Honestly, it’s hardly the holiday season without Sara. That will likely be the greatest loss for me this year in terms of beloved traditions, but completely worth it to preserve our health and wellness. These cookies can be one of many connections we have to one another this year as we continue to limit our interactions. Next year I’ll tell Sara’s boyfriend that she’s already busy for the holidays and we’ll pick up where we left off.


Really Very Old Family Pumpkin Cookies

1/2 cup butter, softened
1 cup sugar
2 eggs
1 cup pumpkin puree
2 cups flour
2 tbsp baking powder
2 tsp cinnamon
1/2 tsp nutmeg
1 tsp ground ginger

  1. Preheat oven to 350 degrees.
  2. Line baking sheets with parchment paper. You will need at least 2 baking sheets and, depending on cookie size, may need to use them more than once.
  3. Cream together the softened butter and sugar. This can be done in a stand mixer with the paddle attachment, or by hand with a rubber spatula. You’ll want the butter to be really soft, but not melted to achieve the ideal creamy texture.
  4. Beat the 2 eggs into the butter-sugar mixture.
  5. Add ingredients as listed, mixing after each addition.
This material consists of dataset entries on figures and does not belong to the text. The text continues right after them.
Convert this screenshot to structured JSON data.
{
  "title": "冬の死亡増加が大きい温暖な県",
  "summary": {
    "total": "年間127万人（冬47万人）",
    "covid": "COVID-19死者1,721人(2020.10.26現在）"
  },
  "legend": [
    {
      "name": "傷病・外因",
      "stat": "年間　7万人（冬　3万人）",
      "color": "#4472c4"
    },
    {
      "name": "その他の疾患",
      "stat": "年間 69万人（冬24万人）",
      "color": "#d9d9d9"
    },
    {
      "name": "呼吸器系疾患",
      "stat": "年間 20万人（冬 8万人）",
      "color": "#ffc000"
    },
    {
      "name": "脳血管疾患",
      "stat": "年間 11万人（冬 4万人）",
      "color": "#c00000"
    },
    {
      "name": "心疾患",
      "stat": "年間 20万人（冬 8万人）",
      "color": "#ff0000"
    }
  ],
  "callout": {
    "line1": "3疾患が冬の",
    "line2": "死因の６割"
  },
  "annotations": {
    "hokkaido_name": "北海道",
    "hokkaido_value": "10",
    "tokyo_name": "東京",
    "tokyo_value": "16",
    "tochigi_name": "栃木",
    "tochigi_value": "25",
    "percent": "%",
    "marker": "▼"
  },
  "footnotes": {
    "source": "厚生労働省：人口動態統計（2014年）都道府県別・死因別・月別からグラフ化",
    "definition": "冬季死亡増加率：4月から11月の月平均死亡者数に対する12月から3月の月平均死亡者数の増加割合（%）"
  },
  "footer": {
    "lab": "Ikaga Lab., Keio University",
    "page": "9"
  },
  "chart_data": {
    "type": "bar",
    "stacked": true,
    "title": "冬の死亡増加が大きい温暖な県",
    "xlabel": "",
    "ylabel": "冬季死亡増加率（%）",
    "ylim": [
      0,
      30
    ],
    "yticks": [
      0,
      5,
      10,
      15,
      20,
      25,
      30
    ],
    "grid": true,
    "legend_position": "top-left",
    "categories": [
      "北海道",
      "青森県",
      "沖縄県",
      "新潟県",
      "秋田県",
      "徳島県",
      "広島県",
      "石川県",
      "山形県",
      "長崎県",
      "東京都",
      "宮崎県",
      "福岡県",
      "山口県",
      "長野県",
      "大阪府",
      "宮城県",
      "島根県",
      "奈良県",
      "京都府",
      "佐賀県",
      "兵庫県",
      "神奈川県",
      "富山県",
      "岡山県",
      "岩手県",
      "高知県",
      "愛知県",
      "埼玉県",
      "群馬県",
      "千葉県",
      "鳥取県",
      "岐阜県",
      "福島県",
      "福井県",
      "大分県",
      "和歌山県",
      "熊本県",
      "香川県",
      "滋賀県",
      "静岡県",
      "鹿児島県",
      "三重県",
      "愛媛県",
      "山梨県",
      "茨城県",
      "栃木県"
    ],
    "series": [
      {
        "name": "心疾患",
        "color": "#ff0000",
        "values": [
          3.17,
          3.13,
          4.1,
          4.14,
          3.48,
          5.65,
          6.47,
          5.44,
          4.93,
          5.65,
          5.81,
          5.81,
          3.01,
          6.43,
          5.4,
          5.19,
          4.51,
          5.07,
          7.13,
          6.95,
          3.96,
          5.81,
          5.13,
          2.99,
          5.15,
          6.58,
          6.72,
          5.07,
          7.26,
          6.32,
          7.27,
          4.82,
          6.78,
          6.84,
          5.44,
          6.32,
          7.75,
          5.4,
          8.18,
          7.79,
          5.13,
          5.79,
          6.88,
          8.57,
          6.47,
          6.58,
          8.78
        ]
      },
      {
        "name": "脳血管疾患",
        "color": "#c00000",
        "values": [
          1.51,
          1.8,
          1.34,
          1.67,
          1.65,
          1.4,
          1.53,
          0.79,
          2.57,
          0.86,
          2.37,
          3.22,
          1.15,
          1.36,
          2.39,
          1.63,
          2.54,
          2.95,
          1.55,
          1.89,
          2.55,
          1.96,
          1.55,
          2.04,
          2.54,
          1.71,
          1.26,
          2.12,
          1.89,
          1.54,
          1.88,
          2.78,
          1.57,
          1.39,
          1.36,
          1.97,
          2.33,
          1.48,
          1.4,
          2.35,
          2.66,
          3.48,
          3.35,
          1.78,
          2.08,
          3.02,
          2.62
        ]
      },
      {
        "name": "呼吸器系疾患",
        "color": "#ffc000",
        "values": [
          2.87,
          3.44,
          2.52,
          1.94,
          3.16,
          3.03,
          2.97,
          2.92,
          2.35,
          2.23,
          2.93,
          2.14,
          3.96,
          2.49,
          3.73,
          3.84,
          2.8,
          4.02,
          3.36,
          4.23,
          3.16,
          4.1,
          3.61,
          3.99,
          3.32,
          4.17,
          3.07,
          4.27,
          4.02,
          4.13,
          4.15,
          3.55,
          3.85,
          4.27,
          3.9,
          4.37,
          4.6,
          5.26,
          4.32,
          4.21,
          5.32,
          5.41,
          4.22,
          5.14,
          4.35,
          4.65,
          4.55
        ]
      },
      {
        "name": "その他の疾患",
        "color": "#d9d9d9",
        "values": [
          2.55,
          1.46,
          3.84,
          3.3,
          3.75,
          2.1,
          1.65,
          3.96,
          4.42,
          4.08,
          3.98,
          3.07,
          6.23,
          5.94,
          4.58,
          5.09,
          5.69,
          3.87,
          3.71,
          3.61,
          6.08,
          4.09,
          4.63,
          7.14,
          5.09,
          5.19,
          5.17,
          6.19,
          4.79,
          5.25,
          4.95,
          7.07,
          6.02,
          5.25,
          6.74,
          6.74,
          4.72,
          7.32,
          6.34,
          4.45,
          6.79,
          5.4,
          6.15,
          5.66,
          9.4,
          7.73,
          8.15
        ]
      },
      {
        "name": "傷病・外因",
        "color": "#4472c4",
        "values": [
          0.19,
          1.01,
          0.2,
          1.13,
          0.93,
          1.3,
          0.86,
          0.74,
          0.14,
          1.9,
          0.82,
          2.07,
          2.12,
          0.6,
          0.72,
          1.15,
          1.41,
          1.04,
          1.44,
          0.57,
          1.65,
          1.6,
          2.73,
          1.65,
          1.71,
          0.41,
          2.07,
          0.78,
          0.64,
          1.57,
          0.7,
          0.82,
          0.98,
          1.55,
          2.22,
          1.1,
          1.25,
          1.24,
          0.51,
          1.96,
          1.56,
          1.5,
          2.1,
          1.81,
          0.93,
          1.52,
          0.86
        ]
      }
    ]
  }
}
You want a homogenous looking cookie batter, but if some butter and sugar does not mix you will have some crispy sugary bits and that’s nothing to be mad at.
  6. Using an ice cream scoop, meatball scoop, or tablespoon scoop the cookies onto the parchment lined baking sheets about 2 inches apart. The cookies will spread a little and rise, forming muffin-top-looking cookies.
  7. Bake cookies for 15 minutes. This is the minimum. Check at 15 minutes and see if cookie bottoms are slightly browned. I find that 18 minutes is usually my sweet spot, but that’s based on the size cookie I scoop.
  8. Allow to cool before breaking open a soft, fluffy cookie. These cookies freeze well in zip top bags or airtight containers.